Leah Zhang experienced a growing sense of suffocation as coronavirus cases increased in Shanghai earlier this year and the city’s lockdown lasted for weeks or months.
Despite having unrestricted access to the campus, she was denied weekends spent attending concerts in the city. The cafeteria food was too sweet for her palate, which was used to the spicy Sichuanese food she had grown up eating, and she was unable to eat it.
She broke up with her boyfriend after he assured her that he would “always trust” Shanghai’s government. Zhang broke down after Voices of April, a video compilation that captured some of the most memorable parts of the lockdown, such as crying babies being separated from their parents during quarantine, was taken down by censors.
Although Zhang is aware that her experience was hardly exceptional or particularly extreme, it nonetheless provides a glimpse of how China’s strict “zero COVID” policy drove regular people to the brink of insurrection late last month.
Shanghai experienced one of the strictest and most publicized lockdowns in the nation for two months, incarcerating over 26 million people. And over the last three years, a number of Chinese cities have experienced similar calamities as a result of the government’s steadfast adherence to the policy, which aims to stop the virus’s spread through stringent isolation measures and ongoing mass testing.
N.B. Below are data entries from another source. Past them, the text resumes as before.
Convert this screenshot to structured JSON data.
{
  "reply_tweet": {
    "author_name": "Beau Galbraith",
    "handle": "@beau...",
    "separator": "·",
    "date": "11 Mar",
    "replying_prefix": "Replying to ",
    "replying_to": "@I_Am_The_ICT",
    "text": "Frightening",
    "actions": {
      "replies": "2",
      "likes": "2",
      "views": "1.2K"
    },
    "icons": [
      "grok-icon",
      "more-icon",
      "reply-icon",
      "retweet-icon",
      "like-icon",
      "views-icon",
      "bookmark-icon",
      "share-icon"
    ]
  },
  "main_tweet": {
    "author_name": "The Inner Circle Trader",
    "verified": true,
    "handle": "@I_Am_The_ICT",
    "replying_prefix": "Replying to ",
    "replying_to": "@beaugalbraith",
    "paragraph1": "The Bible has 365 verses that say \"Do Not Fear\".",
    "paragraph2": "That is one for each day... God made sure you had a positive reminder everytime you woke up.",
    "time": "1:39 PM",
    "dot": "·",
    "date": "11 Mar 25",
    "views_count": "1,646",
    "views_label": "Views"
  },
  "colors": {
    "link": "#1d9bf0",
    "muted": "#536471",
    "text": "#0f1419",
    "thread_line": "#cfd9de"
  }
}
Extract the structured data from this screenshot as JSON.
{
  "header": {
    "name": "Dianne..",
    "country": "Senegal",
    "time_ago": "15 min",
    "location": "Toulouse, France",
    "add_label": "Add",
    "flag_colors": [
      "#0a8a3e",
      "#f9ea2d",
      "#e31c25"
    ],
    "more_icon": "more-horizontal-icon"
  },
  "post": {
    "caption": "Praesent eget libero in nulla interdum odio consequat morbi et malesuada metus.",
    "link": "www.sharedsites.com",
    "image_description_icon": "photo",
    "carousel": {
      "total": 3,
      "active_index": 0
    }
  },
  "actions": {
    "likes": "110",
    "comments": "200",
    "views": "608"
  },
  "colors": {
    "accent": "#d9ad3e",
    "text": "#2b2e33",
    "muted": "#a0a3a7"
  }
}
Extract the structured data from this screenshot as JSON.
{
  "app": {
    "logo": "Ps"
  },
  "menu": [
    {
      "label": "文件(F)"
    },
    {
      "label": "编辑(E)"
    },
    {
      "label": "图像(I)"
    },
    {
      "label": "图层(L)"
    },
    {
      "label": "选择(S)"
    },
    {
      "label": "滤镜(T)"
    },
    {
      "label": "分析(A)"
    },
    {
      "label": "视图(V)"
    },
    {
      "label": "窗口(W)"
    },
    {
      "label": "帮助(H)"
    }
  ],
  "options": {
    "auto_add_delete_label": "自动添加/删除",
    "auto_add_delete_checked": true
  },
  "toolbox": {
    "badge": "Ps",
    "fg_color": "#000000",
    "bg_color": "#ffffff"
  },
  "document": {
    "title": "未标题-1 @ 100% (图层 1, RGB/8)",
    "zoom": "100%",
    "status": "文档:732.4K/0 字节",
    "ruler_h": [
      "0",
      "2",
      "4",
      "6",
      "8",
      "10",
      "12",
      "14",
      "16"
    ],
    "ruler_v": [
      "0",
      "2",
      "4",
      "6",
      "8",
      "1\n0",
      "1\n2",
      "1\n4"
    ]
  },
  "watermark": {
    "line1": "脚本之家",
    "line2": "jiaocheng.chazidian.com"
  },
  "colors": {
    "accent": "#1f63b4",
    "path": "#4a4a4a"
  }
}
In a dramatic reversal, the government announced Wednesday that it would ease some of the most onerous restrictions in response to a wave of public outrage not seen in decades.
But perhaps now more than ever, Chinese citizens must sort through a bewildering array of regulations as local officials try to strike a balance between the most recent policy directives and the threat of an unchecked outbreak.
Zhang found this uncertainty particularly difficult to handle; it permanently altered how she felt about her home and even led her to decide to leave.
Early in March, as cases in Shanghai increased, Zhang’s university locked the campus’ main gate, closed academic buildings, and moved classes online.
She is aware of her luck. While middle-class apartment dwellers were compelled to beg for necessary medications for those with chronic illnesses, some migrant workers chose to live on the streets so they could continue to work rather than become trapped at home.
She and her fellow students, however, were free to roam around campus and were never affected by the food shortages that some Shanghai residents who were confined to their homes were, even though metal sheeting around the perimeter made sure they didn’t leave.
Each morning after a virus check, Zhang turned on her computer for her classes, but she found it difficult to concentrate. Lunch was typically consumed at one of the campus eateries.
She claimed that she spent her afternoons either doom scrolling on her phone at one of the exercise fields or speculating with her classmates about what would happen next.
She claimed that smoking cigarettes after dinner was her favorite form of escape.
There had been no sign of an end for weeks. Every week, they would send out a new notice stating, “We will continue this style of management next week,” she recalled.
She never went without food, but she missed having easy access to her favorite foods. She would overeat at one of the campus restaurants, fearing that each meal would be the last one. Eventually, in April, the restaurants began to close as a result of a lack of supplies.
Her favorite was a malatang store that sold vegetables dripping in oil flavored with chili and mala peppercorn. It stopped operating for nearly two months. She remembered that day in mid-May when it returned to campus after a lengthy absence, and she also missed the fresh bread and bubble tea from another shop that had closed.
reports of pandemic employees killing a pet corgi by beating it. Elderly people who require urgent medical attention are often compelled to quarantine in locations with only portable toilets and occasionally no access to basic amenities like showers. a local health department official’s suicide. A 55-year-old man who was living alone died in his apartment because his daughter was unable to obtain permission to take him to the emergency room outside of her building.